Cardiopulmonary resuscitation can save a life now and into the future
Fordyce and his team drew from the BC Cardiac Arrest Registry, which accounts for around 75 to 80 per cent of patients treated at major health care centres in the province between 2009 and 2016, including detailed information on pre-hospital patient care and patient survival outcomes.
They combined this data with administrative data from other medical sources in collaboration with Population Data BC to create a randomized registry that can be applied to future studies.
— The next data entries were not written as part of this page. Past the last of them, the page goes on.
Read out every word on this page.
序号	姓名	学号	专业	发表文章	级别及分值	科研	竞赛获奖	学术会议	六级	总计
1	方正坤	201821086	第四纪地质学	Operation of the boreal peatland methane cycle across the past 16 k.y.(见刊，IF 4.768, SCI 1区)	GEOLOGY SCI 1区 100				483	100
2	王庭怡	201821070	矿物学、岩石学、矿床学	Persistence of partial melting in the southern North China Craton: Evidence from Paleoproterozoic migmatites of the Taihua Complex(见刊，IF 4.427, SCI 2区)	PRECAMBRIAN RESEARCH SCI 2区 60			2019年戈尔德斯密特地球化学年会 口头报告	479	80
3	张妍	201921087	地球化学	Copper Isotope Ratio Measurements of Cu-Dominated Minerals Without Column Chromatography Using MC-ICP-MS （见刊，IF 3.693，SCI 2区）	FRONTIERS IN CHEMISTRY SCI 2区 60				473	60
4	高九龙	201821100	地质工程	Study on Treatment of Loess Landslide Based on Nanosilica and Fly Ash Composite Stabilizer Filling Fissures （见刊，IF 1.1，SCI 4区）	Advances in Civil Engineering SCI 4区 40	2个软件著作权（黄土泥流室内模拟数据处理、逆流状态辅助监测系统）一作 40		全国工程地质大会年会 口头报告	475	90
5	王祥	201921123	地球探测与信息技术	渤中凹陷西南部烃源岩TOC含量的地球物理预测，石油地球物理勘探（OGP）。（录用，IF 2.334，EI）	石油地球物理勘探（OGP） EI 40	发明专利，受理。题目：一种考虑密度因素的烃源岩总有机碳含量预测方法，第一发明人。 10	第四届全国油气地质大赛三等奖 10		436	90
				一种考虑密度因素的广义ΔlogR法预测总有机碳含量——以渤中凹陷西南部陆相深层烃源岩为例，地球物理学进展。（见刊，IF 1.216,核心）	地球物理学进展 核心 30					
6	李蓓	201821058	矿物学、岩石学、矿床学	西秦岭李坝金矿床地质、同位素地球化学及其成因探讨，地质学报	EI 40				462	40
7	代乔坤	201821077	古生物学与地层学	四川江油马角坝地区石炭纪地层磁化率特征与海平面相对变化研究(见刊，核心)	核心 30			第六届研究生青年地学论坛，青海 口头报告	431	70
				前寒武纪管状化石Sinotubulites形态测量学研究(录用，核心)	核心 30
“The combined resource we established in this study represents one of the most complete and detailed longitudinal data sets in North America for out-of-hospital cardiac arrest.”
Fordyce’ study included 10,188 adult out-of-hospital cardiac arrest patients, 3,230 (31.7 per cent) of whom survived to hospital admission and 1,325 (13 per cent) of whom survived to hospital discharge.
Notably, Fordyce and his team found that the sooner cardiopulmonary resuscitation (CPR) was provided to a cardiac arrest patient by a bystander, family member, friend or paramedic, the better the long-term patient outcomes.
“Every minute makes a difference,” says Fordyce. “In the prehospital setting, we found that someone who received CPR from a bystander or paramedic following their cardiac arrest was around 35 to 40 per cent more likely to survive even three years after being discharged from hospital than someone who did not.”
“This research enabled us to make linkages in care provision and outcomes that were not possible beforehand.”
Hospital readmission and death within three years were also significantly reduced when one of two in-hospital procedures were given to patients. Those who received either revascularization — a procedure used to widen coronary arteries to increase blood flow through the heart — or an implantable cardioverter-defibrillator — a device that regulates heartbeats — had around a 50 per cent less chance of death three years after their cardiac arrest.
Fordyce and his team also found that only one in four patients who left the hospital required residential or home care within a year after hospital discharge.
“This is good news,” says Fordyce. “It means that 75 per cent of people who leave hospital are likely doing well enough that they do not require post-hospital home care, implying generally good functional outcomes if patients can survive to hospital discharge.”
The results from Fordyce’s study are only a starting point, he notes. “With this information, we can begin to inform efforts to improve care processes and increase survival to hospital discharge.”
The process the team used to create the linked cardiac arrest registry has potential to be implemented in the study of other diseases, as well.
“We have shown that it is possible to generate valuable research from our methods,” says Fordyce. “The dream now is to fund the uploading of data to a registry like this in a timely fashion and on an ongoing basis to conduct further research and to continuously improve patient care.”